News stories

Administrative law judges ratify first contract

Bruce Cotler UFT Special Representative Ilene Weinerman assists member Henry Mono before he votes.
Bruce Cotler

Amy Baranoff casts her ballot.

After more than eight years without a contract, administrative law judges represented by the UFT have ratified their first collective-bargaining agreement with the city.

The roughly 350 judges, who joined the union in February 2007, overwhelmingly voted to approve the contract in a May 13 ratification vote held at the union’s Manhattan headquarters. Ninety-seven percent of the judges voted for the agreement.

“It took years of negotiations, hearings, litigation and mediation, but we now have a first contract that will greatly improve the lives of our members,” said Howard Schoor, the union’s Bronx borough representative, who spearheaded the effort with assistance from UFT Special Representative Ilene Weinerman.

“We always said that our union would commit whatever resources were necessary to win a first contract and we did,” Schoor said.

Over the course of the 11-year contract, which runs from Sept. 25, 2007, through Nov. 30, 2018, judges’ pay will increase by 36 percent, bringing their wages into line with those of workers who do similar work elsewhere.

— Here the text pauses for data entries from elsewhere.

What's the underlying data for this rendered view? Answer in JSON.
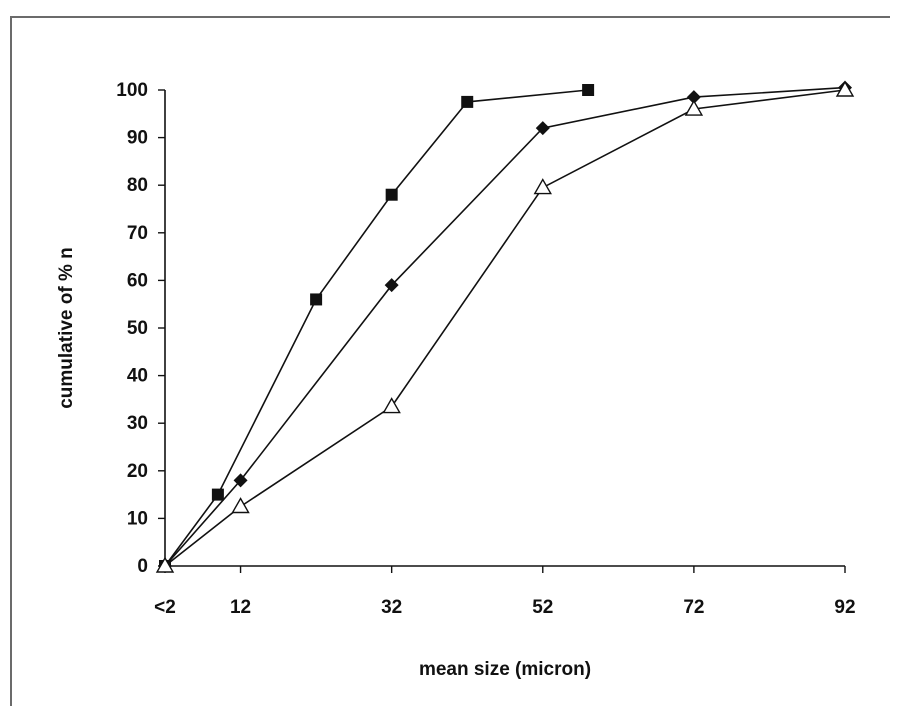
{
  "chart_data": {
    "type": "line",
    "title": "",
    "xlabel": "mean size (micron)",
    "ylabel": "cumulative of % n",
    "x_tick_labels": [
      "<2",
      "12",
      "32",
      "52",
      "72",
      "92"
    ],
    "y_ticks": [
      0,
      10,
      20,
      30,
      40,
      50,
      60,
      70,
      80,
      90,
      100
    ],
    "ylim": [
      0,
      100
    ],
    "grid": false,
    "legend": "none",
    "series": [
      {
        "marker": "square",
        "color": "#111111",
        "points": [
          {
            "x": 2,
            "y": 0
          },
          {
            "x": 9,
            "y": 15
          },
          {
            "x": 22,
            "y": 56
          },
          {
            "x": 32,
            "y": 78
          },
          {
            "x": 42,
            "y": 97.5
          },
          {
            "x": 58,
            "y": 100
          }
        ]
      },
      {
        "marker": "diamond",
        "color": "#111111",
        "points": [
          {
            "x": 2,
            "y": 0
          },
          {
            "x": 12,
            "y": 18
          },
          {
            "x": 32,
            "y": 59
          },
          {
            "x": 52,
            "y": 92
          },
          {
            "x": 72,
            "y": 98.5
          },
          {
            "x": 92,
            "y": 100.5
          }
        ]
      },
      {
        "marker": "triangle",
        "color": "#111111",
        "points": [
          {
            "x": 2,
            "y": 0
          },
          {
            "x": 12,
            "y": 12.5
          },
          {
            "x": 32,
            "y": 33.5
          },
          {
            "x": 52,
            "y": 79.5
          },
          {
            "x": 72,
            "y": 96
          },
          {
            "x": 92,
            "y": 100
          }
        ]
      }
    ]
  }
}
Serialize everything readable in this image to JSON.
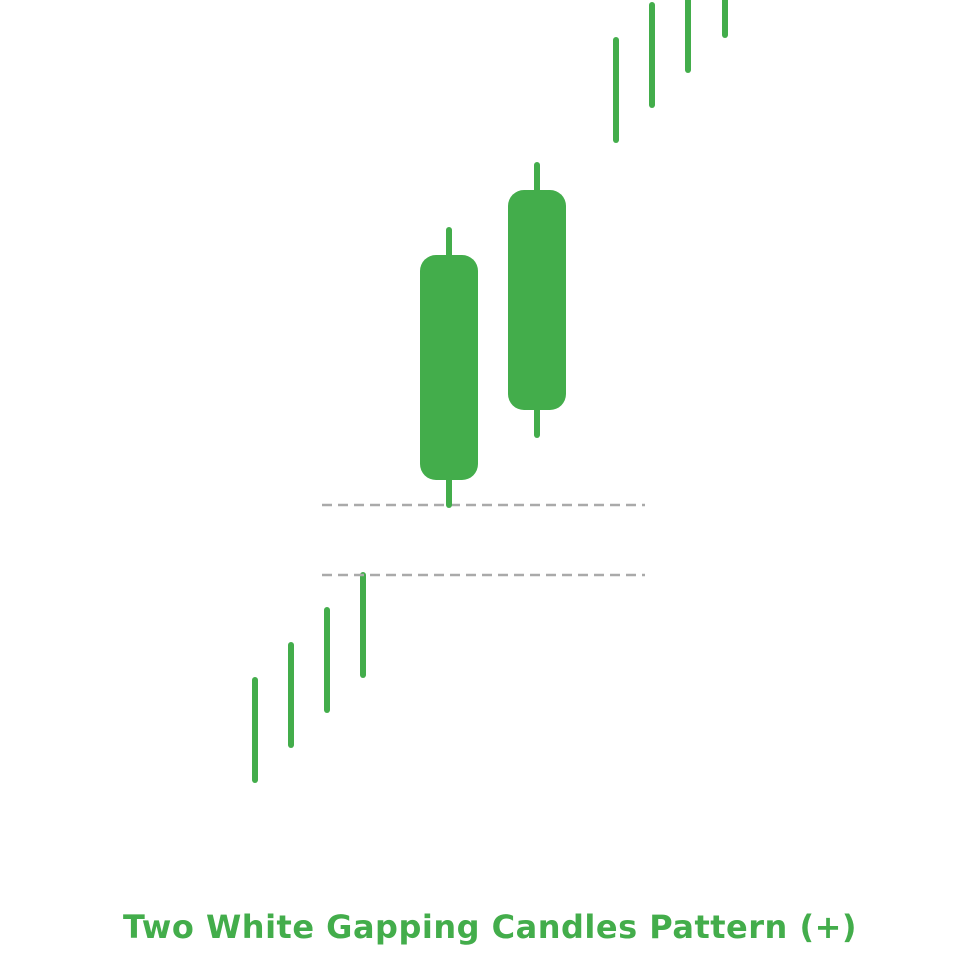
{
  "colors": {
    "candle": "#43ad4b",
    "gap_line": "#aaaaaa",
    "background": "#ffffff"
  },
  "chart_data": {
    "type": "candlestick",
    "title": "Two White Gapping Candles Pattern (+)",
    "xlabel": "",
    "ylabel": "",
    "axes_visible": false,
    "grid": false,
    "ylim": [
      0,
      100
    ],
    "trend_lines": [
      {
        "name": "prior",
        "low": 16,
        "high": 26
      },
      {
        "name": "prior",
        "low": 19.5,
        "high": 29.5
      },
      {
        "name": "prior",
        "low": 23,
        "high": 33
      },
      {
        "name": "prior",
        "low": 26.5,
        "high": 36.5
      },
      {
        "name": "after",
        "low": 80,
        "high": 90
      },
      {
        "name": "after",
        "low": 83.5,
        "high": 93.5
      },
      {
        "name": "after",
        "low": 87,
        "high": 97
      },
      {
        "name": "after",
        "low": 90.5,
        "high": 100.5
      }
    ],
    "candles": [
      {
        "open": 46,
        "close": 68.5,
        "high": 71,
        "low": 43.5,
        "direction": "up"
      },
      {
        "open": 53,
        "close": 75,
        "high": 77.5,
        "low": 50.5,
        "direction": "up"
      }
    ],
    "gap": {
      "lower": 36.5,
      "upper": 43.5
    }
  }
}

Incumbents will see an immediate bump in pay to $47.29 per hour, while new hires will now begin at $43.86 per hour. By June 2018, hourly rates will reach $53.85 for incumbents and $49.94 for new hires.

The judges are employed at three different city tribunals, where they hear cases on taxi, environmental and health violations. In the past, they worked at the dictate of management, with hours sometimes reduced or inequitably distributed.

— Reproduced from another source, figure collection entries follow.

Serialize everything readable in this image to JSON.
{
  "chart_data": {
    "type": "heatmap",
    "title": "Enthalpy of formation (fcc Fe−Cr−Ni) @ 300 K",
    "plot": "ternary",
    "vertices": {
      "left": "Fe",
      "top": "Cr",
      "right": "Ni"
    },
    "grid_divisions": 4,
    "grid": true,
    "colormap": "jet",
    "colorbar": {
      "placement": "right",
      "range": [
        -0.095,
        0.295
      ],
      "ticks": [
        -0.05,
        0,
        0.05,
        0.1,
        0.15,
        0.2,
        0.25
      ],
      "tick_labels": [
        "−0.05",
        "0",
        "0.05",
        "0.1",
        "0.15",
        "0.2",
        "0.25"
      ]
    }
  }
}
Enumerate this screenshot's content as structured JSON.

A new four-step appeals process for reduction in work hours, ending in impartial arbitration, will now allow them to combat this unfair treatment.

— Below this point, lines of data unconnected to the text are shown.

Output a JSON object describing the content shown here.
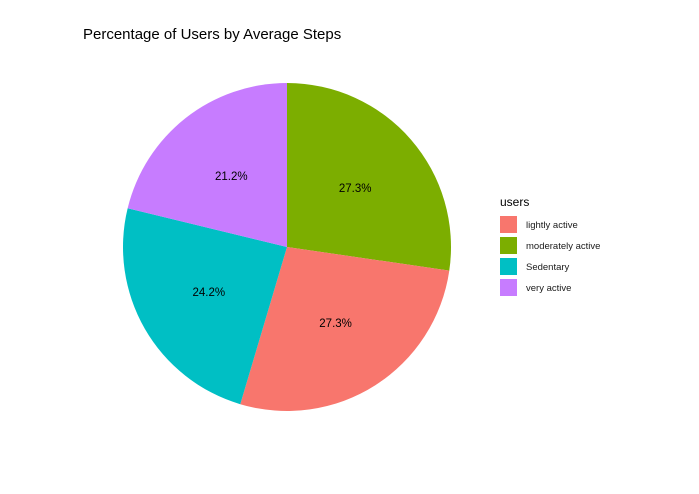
{
  "chart_data": {
    "type": "pie",
    "title": "Percentage of Users by Average Steps",
    "legend": {
      "title": "users",
      "placement": "right",
      "entries": [
        "lightly active",
        "moderately active",
        "Sedentary",
        "very active"
      ]
    },
    "slices": [
      {
        "category": "moderately active",
        "value": 27.3,
        "label": "27.3%",
        "color": "#7CAE00"
      },
      {
        "category": "lightly active",
        "value": 27.3,
        "label": "27.3%",
        "color": "#F8766D"
      },
      {
        "category": "Sedentary",
        "value": 24.2,
        "label": "24.2%",
        "color": "#00BFC4"
      },
      {
        "category": "very active",
        "value": 21.2,
        "label": "21.2%",
        "color": "#C77CFF"
      }
    ],
    "colors": {
      "lightly active": "#F8766D",
      "moderately active": "#7CAE00",
      "Sedentary": "#00BFC4",
      "very active": "#C77CFF"
    }
  }
}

The new contract also establishes a four-step grievance procedure, including impartial arbitration at the fourth step. It grants members the right to inspect their personnel files up to three times each year and respond in writing to material related to work performance or conduct.

The contract also creates a joint labor-management committee to review working conditions. In addition, it preserves past rights won through litigation such as paid time for blood donation and jury duty.

Prior to the contract, the city had enforced a 1,000-hour annual cap on total hours for judges working in two or more tribunals. As a result of litigation initiated by the UFT, the city’s Office of Collective Bargaining ordered that this cap be rescinded, enabling judges to work up to 1,000 hours per year at each tribunal. The new contract requires the city to abide by this decision for those judges who continue to work and were employed by more than one tribunal at the time of the order, although new hires are not covered.

Negotiating committee member Neil Tolciss said he voted for the agreement because it will not only help judges economically but also will “send a message to the city, the bar and the public that we will fight to maintain administrative judicial integrity and impartiality and the integrity and impartiality of the tribunals on which we sit.”

Laura Fieber, who also served on the negotiating committee, explained her “yes” vote.

“This is our first contract. It puts us in a position of having certain rights and benefits that we’d never had put to paper before,” Fieber said. “It’s a big win for our unit to get the things that we needed.”